Comecemos então pelo princípio: a famosa Academia Portuguesa de Letras. É famosa, mas tem um problema que a distingue de todas as outras academias de letras: não existe. Existem academias de letras noutras paragens: o Brasil tem uma Academia Brasileira de Letras, Espanha tem a Real Academia Espanhola, a França tem a Academia Francesa. Ora, Portugal não tem uma academia dedicada apenas às letras. Existe, isso sim, a Academia das Ciências de Lisboa, com uma Classe de Letras.
Portanto, nenhuma Academia Portuguesa de Letras associou a origem da palavra «caralho» ao cesto das caravelas. Se formos generosos com a história e quisermos ver na referência uma alusão à Academia das Ciências de Lisboa, podemos sempre consultar o famoso dicionário dessa academia, que tem um verbete dedicado ao palavrão. Afirma-se por lá que a sua origem de «caralho» é a palavra latina (reconstruída) *caracŭlum, ou seja «pequeno pau». Não é uma etimologia aceite por todos, mas já lá chegaremos. Quero só sublinhar que o dicionário nada diz sobre cestos ou caravelas.
Conselho de amigo: quando inventar uma história e quiser dar-lhe uma patine de verdade, use uma instituição verdadeira. Pelo menos, demoramos mais uns segundos a verificar a veracidade da história.

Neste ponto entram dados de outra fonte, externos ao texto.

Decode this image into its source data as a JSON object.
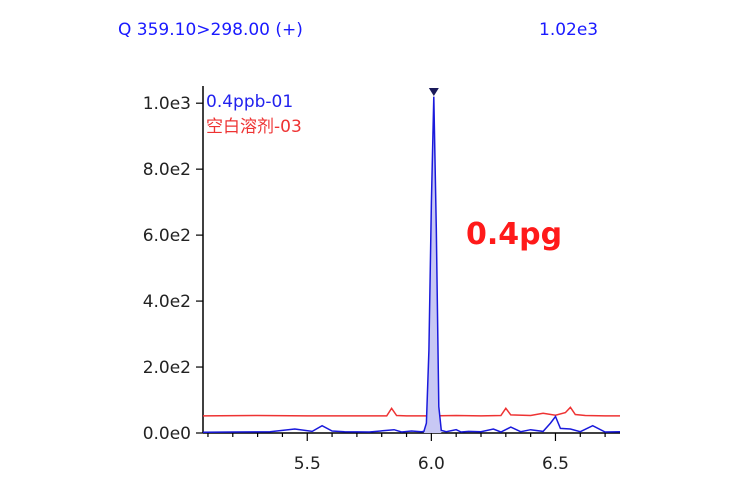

Os primeiros registos de «caralho»
A referência à academia poderia estar errada e, mesmo assim, a história ser verdadeira. Ora, não o é — por três razões: (1) a história ignora um facto essencial sobre a palavra; (2) os primeiros registos escritos da palavra não têm nada que ver com navegações nem com cestos; (3) não há registos anteriores ao século XX sobre uma associação do cesto (ou do mastro) das caravelas à palavra «caralho».
O facto essencial que a história ignora é algo que acompanha a palavra desde os primeiros registos da sua existência: a palavra refere-se ao órgão sexual masculino. É verdade que, a partir desse sentido, é depois usada como interjeição em situações em que o órgão não é visto nem achado. É isso que acontece com muitos palavrões, transformados em interjeições. No entanto, ninguém nega que o sentido denotativo da palavra é mesmo esse: o órgão sexual masculino.

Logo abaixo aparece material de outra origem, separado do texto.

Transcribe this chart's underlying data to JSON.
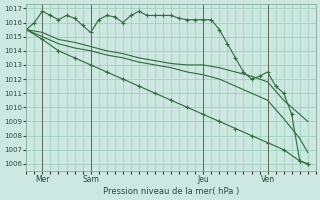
{
  "background_color": "#cce8e0",
  "grid_color": "#99ccbb",
  "line_color": "#2d6b3c",
  "title": "Pression niveau de la mer( hPa )",
  "ylim": [
    1005.5,
    1017.3
  ],
  "yticks": [
    1006,
    1007,
    1008,
    1009,
    1010,
    1011,
    1012,
    1013,
    1014,
    1015,
    1016,
    1017
  ],
  "xlim": [
    0,
    36
  ],
  "day_positions": [
    2,
    8,
    22,
    30
  ],
  "day_labels": [
    "Mer",
    "Sam",
    "Jeu",
    "Ven"
  ],
  "vline_positions": [
    2,
    8,
    22,
    30
  ],
  "series_jagged_x": [
    0,
    1,
    2,
    3,
    4,
    5,
    6,
    7,
    8,
    9,
    10,
    11,
    12,
    13,
    14,
    15,
    16,
    17,
    18,
    19,
    20,
    21,
    22,
    23,
    24,
    25,
    26,
    27,
    28,
    29,
    30,
    31,
    32,
    33,
    34,
    35
  ],
  "series_jagged_y": [
    1015.5,
    1016.0,
    1016.8,
    1016.5,
    1016.2,
    1016.5,
    1016.3,
    1015.8,
    1015.3,
    1016.2,
    1016.5,
    1016.4,
    1016.0,
    1016.5,
    1016.8,
    1016.5,
    1016.5,
    1016.5,
    1016.5,
    1016.3,
    1016.2,
    1016.2,
    1016.2,
    1016.2,
    1015.5,
    1014.5,
    1013.5,
    1012.5,
    1012.0,
    1012.2,
    1012.5,
    1011.5,
    1011.0,
    1009.5,
    1006.2,
    1006.0
  ],
  "series_mid1_x": [
    0,
    2,
    4,
    6,
    8,
    10,
    12,
    14,
    16,
    18,
    20,
    22,
    24,
    26,
    28,
    30,
    32,
    34,
    35
  ],
  "series_mid1_y": [
    1015.5,
    1015.3,
    1014.8,
    1014.6,
    1014.3,
    1014.0,
    1013.8,
    1013.5,
    1013.3,
    1013.1,
    1013.0,
    1013.0,
    1012.8,
    1012.5,
    1012.2,
    1011.8,
    1010.5,
    1009.5,
    1009.0
  ],
  "series_mid2_x": [
    0,
    2,
    4,
    6,
    8,
    10,
    12,
    14,
    16,
    18,
    20,
    22,
    24,
    26,
    28,
    30,
    32,
    34,
    35
  ],
  "series_mid2_y": [
    1015.5,
    1015.0,
    1014.5,
    1014.2,
    1014.0,
    1013.7,
    1013.5,
    1013.2,
    1013.0,
    1012.8,
    1012.5,
    1012.3,
    1012.0,
    1011.5,
    1011.0,
    1010.5,
    1009.2,
    1007.8,
    1006.8
  ],
  "series_steep_x": [
    0,
    2,
    4,
    6,
    8,
    10,
    12,
    14,
    16,
    18,
    20,
    22,
    24,
    26,
    28,
    30,
    32,
    34,
    35
  ],
  "series_steep_y": [
    1015.5,
    1014.8,
    1014.0,
    1013.5,
    1013.0,
    1012.5,
    1012.0,
    1011.5,
    1011.0,
    1010.5,
    1010.0,
    1009.5,
    1009.0,
    1008.5,
    1008.0,
    1007.5,
    1007.0,
    1006.2,
    1006.0
  ]
}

Vejamos agora aquilo que sabemos, de facto, sobre o aparecimento da palavra. Como não temos gravações das primeiras vezes que alguém a usou (uma chatice), temos de nos socorrer do registo escrito. A primeira referência ao palavrão é indirecta, mas muito curiosa.

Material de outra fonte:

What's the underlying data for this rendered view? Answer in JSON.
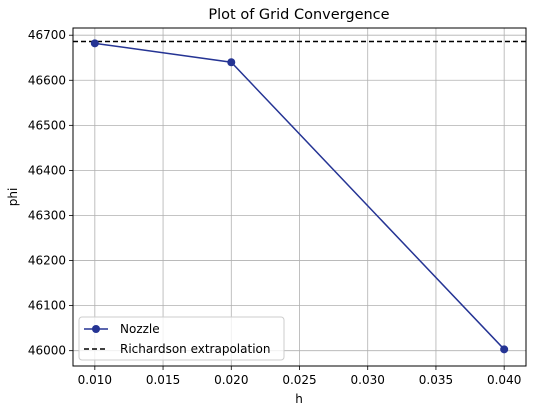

No ano de 982, num documento de doação do Mosteiro de São Pedro de Roda, na zona da actual Catalunha, aparece a referência ao nome de um monte: Caralio. Nada a dizer; a semelhança ao nosso palavrão poderia ser coincidência. Ora, anos antes, num documento de 974, o mesmo monte não aparece referido pelo nome porque o nome era, dizia o autor do documento, indecoroso. Ou seja, «caralio» já não se podia dizer em certas situações. Esta foi a primeira aparição da palavra. (Veja-se aqui a fonte.)
Muito indirecta, é verdade. No entanto, desses vagos princípios, começámos a encontrar o palavrão nos registos das várias línguas românicas da Península Ibérica. Na nossa língua, a palavra aparece com frequência nas cantigas medievais, antes das navegações e afins. Se formos a https://cantigas.fcsh.unl.pt/ e pesquisarmos pela palavra, encontramos vários bons poemas dos primeiros tempos da nossa língua.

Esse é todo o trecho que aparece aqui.